H&W in the Media

Shrinking Takeover Premiums Show Bearish Case in U.S. Stocks

BloombergBusiness

After climbing 1.5 percent in 2015, the S&P 500 is valued at 18.7 times annual profits, compared with 16.6 over the past 10 years. Price-earnings ratios for S&P 500 companies have expanded by almost 70 percent during the bull market that started in 2009, while valuations tied to sales are the highest since just after the dot-com bubble burst in 2000.

S&P 500 E-mini futures expiring next month slipped 0.2 percent at 10:16 a.m. in London.

Typically when a deal is announced, few stocks go straight to their takeover price, reflecting everything from regulatory concerns to skepticism about financing. But shares of companies being taken over are also posting smaller gains as the offering prices tend to shrink when shares are already high. The average takeover premium this year is 28 percent, the smallest since 2007, when it was 23 percent. The highest spread in the past decade was an average of 41 percent, reached in 2009.

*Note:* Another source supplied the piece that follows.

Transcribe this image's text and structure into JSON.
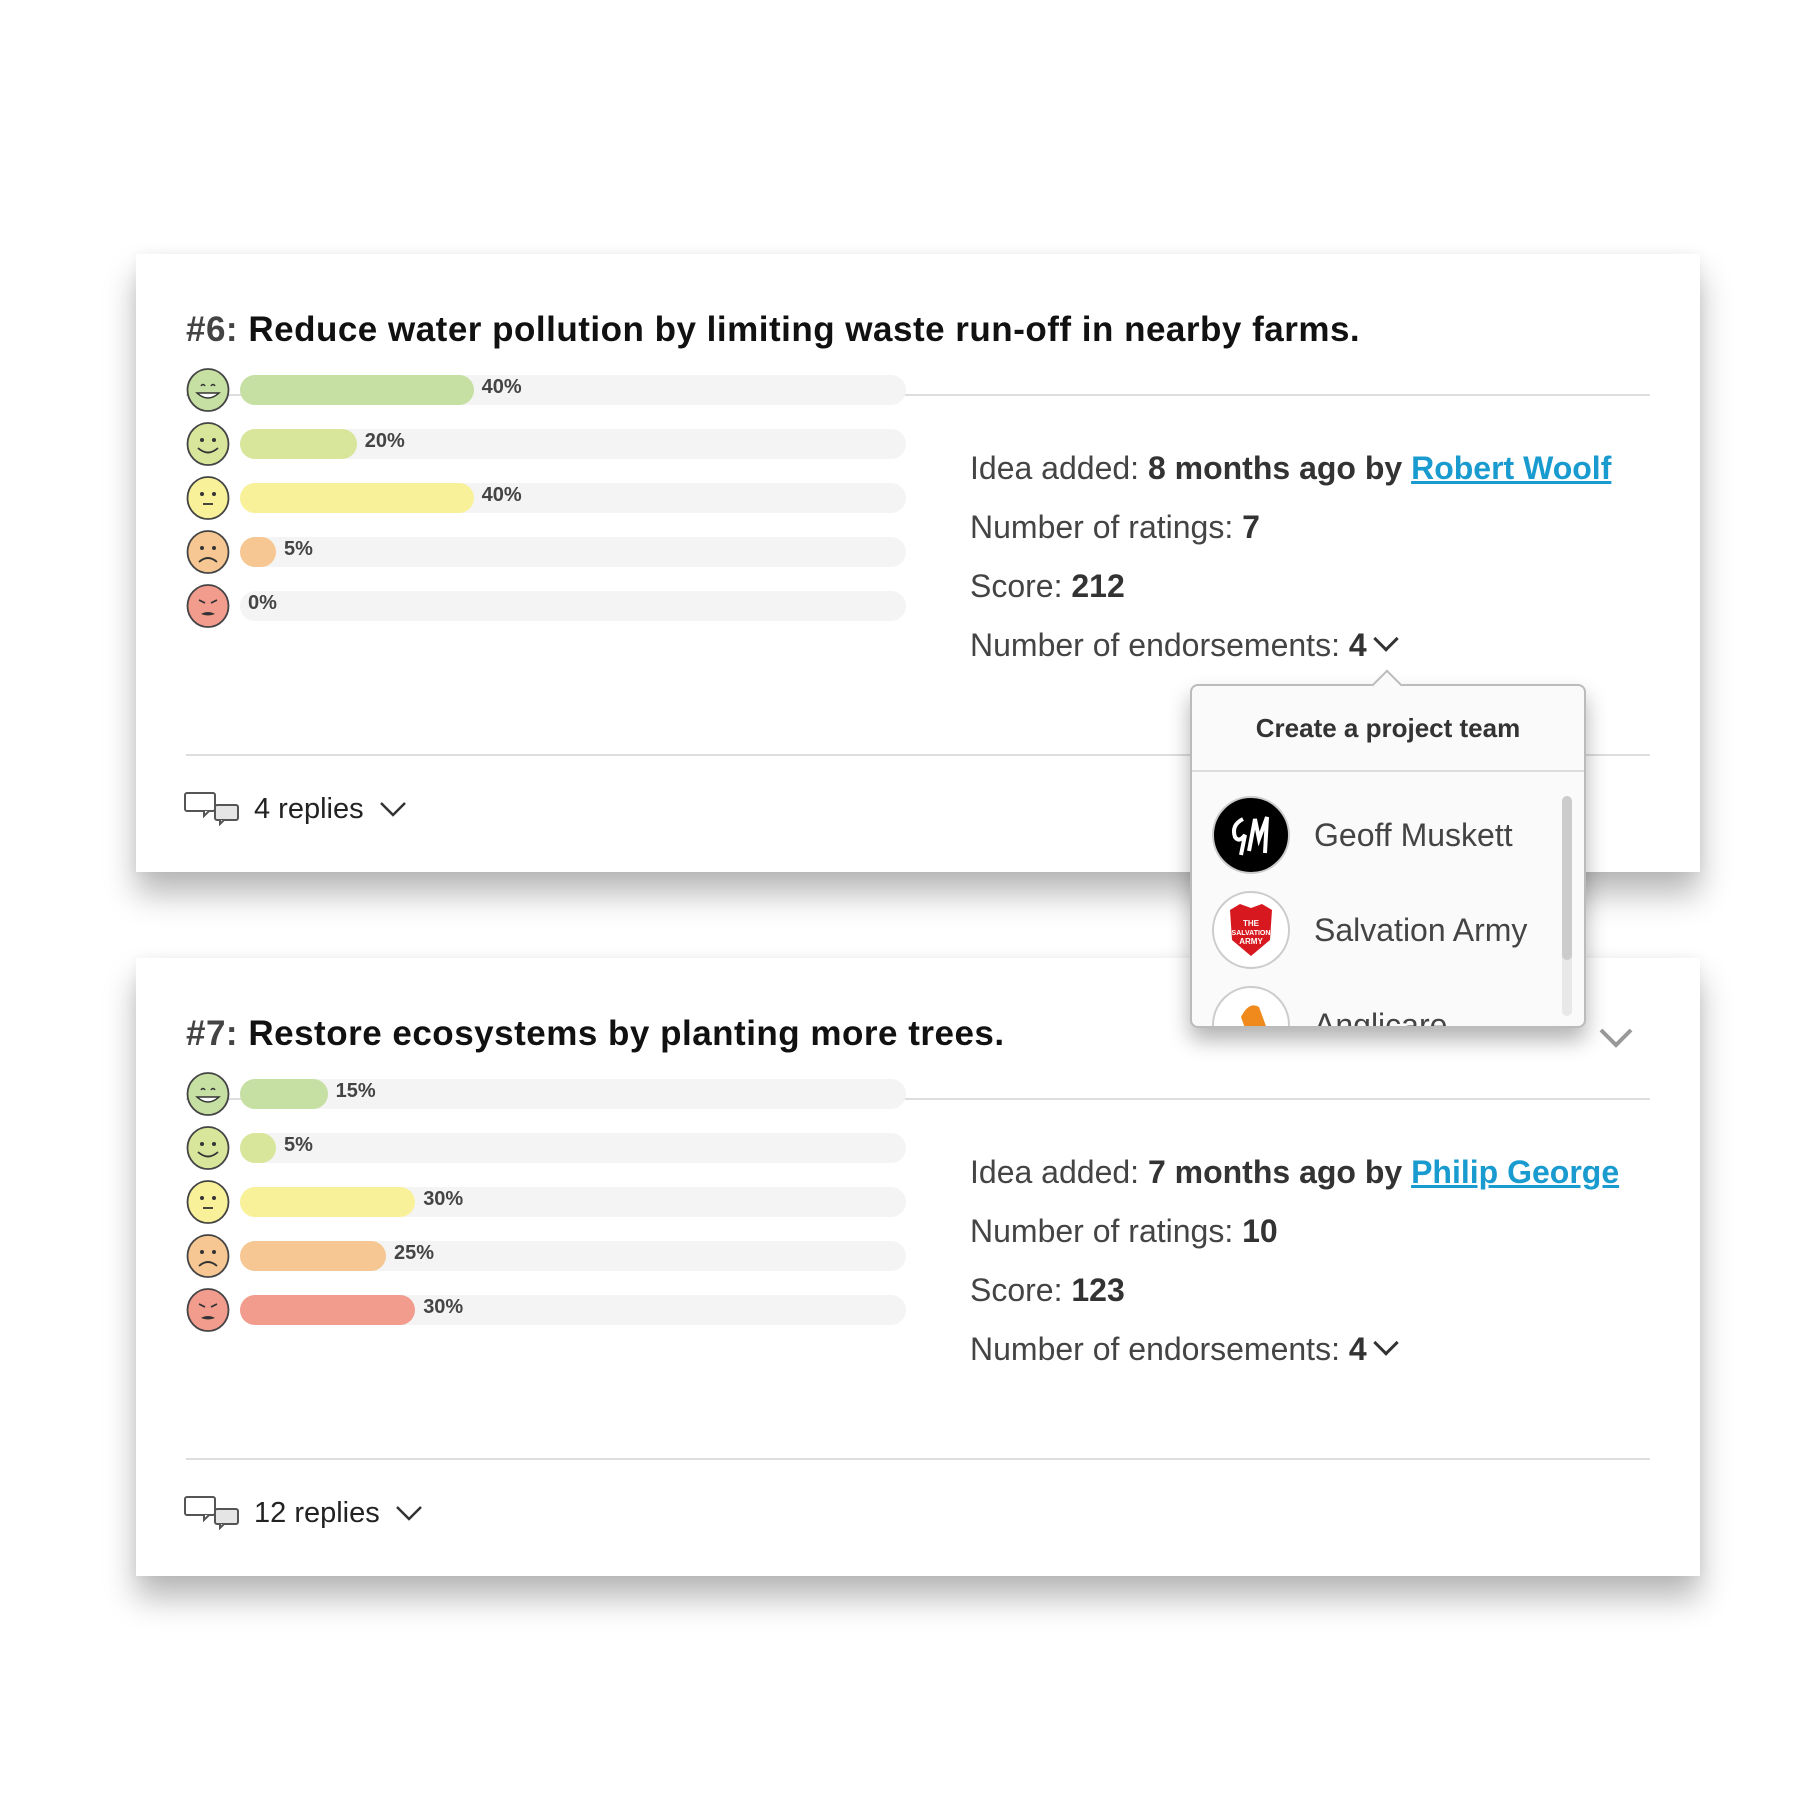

“In the past 12 to 18 months M&A has really ramped up, so then it becomes a question of whether the acquirers are being as aggressive and setting high acquisition prices,” Kevin Mahn, president of Parsippany, New Jersey-based Hennion & Walsh Asset Management Inc., said in a phone interview. “The market is fairly valued or somewhat overvalued. They don’t have to be quite as aggressive so the prices don’t have to be as high.”